Forget the millionaires, the Maldives is now open to the middle class
The Maldives is 99% water, and until now only the 1% enjoyed this exotic archipelago seemingly riddled with more five-star resorts than people.
Even Instagram models have found themselves shunned by $3,000-a-night properties taking advantage of a law restricting tourism to uninhabited islands. Until 2009, it was illegal for locals to rent rooms and open bed and breakfasts or restaurants.
Travelers who did not identify as wealthy (or royal) were SOL. Today, however, the 1,200 Island nation is primarily inclusive, with more than 1,000 guesthouses and Airbnbs.
For starters, it doesn’t matter if other countries close their borders. He is rolling out the red carpet to anyone with a pulse and a negative PCR test.
Despite being 9,000 miles away and in the midst of a pandemic, the United States has become one of the Maldives’ top five markets. More than 25,000 Americans visited between January and July. That’s almost half the number of visitors in 2019.

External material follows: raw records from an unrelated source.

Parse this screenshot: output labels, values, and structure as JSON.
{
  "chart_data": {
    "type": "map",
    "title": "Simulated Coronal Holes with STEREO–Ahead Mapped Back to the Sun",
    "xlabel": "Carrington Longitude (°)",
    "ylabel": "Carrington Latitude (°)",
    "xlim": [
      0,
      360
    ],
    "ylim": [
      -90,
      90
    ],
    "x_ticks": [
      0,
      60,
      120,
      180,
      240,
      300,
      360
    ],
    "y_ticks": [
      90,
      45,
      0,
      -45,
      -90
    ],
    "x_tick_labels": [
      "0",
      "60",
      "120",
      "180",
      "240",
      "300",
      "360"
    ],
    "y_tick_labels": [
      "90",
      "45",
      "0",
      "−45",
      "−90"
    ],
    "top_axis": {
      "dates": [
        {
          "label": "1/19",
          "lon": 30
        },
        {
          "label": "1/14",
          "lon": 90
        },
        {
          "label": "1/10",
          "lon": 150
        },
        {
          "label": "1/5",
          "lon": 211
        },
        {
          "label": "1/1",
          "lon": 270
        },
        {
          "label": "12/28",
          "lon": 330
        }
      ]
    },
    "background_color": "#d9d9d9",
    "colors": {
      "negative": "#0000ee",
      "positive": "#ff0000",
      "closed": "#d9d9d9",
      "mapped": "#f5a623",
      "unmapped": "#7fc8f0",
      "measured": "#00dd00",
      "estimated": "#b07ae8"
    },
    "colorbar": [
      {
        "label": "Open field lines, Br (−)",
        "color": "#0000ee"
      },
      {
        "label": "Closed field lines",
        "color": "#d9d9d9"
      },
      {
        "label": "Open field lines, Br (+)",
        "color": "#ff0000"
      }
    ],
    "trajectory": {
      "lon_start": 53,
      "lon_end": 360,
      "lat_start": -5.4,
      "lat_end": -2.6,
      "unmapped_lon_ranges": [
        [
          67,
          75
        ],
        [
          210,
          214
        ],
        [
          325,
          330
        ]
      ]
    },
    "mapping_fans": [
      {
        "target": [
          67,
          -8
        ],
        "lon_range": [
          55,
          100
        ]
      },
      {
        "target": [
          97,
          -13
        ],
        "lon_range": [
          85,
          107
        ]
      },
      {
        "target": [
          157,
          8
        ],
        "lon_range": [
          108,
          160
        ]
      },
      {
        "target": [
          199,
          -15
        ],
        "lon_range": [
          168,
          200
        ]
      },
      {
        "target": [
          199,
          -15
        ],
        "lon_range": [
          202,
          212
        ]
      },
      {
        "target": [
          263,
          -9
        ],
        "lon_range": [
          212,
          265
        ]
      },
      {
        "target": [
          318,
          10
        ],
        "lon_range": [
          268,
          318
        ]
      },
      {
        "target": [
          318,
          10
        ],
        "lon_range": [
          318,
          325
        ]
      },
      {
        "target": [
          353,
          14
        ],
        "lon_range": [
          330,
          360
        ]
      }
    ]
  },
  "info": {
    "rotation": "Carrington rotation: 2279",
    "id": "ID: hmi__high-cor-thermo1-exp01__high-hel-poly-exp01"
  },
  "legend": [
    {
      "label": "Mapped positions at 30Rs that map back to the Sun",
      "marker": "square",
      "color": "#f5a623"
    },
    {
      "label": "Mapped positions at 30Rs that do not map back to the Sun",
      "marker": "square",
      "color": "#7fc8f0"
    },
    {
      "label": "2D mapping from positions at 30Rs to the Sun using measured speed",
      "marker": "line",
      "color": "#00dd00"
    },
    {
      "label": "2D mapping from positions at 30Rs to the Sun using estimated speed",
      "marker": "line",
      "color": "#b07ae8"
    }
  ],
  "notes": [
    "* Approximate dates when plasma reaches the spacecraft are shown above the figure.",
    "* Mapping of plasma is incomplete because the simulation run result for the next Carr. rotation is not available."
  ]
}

Why the influx? Marketing. By email, Visit the Maldives say they know their destination is synonymous with luxury. But they work hard to dispel the myth that they only cater to travelers who shop at Whole Foods with Amex Centurion cards.
If Mastercard is more the name of your game, Visit Maldives recommends Maafushi, Fulidhoo and Guraidhoo. For the Trader Joe’s traveler, staying on an island accessible by public ferry (fares start at 50 cents) is a no-brainer. At the very least, don’t opt for an atoll far from Malé International Airport. Male – the country’s capital – is where the island hopping and financial flexing begins.
Superyacht agencies rent out 250-foot-long floating mansions for $1.5 million a week. Seaplane and speedboat transfers cost between $10 and $20/minute, per person. A 45-minute trip to a seaside resort can easily cost more than a transatlantic plane ticket.
According to Kayak, October is the cheapest month to go to the Maldives. Eithad Airways currently offers flights from New York starting at $665 return. A ticket to Hawaii is almost as much. True, there are no non-stop flights to the middle of the Indian Ocean, and you lose a day or two traveling. For this reason, Visit Maldives suggests staying at least a week.
When it comes to budget, seven to 10 days shouldn’t be a deal breaker. In October, a week for two in a sea view room in a 3-star hotel starts at a stunning price of $387. Upgrade to a private bungalow for just $585; $900 gets you a semi-detached villa with lagoon views.
Even if your motto is five stars or bust, you don’t need to go broke. Of course, a stay at The Ritz-Carlton Maldives, which opened in June, will cost you at least $4,500 per night. But Sun Siyam Iru Fushi, a five-star, locally owned resort, has rates starting at just $1,913. This price is for one week, for two people. (The new property of Sun Siyam Resort, Siyam World, will open at the end of October; its 500 rooms instantly earn it the bragging rights of being the largest resort in the Maldives.)
Of course, for us plebeians, there is always Airbnb where the apartments from $28/night.
Just remember the official religion of the island: Islam. Consumption of alcohol and/or pork could get you kicked off the sidewalk. Likewise, if your teeny tiny bikini wants to see the light of day, better stay at a resort on a private island. They play by their own rules.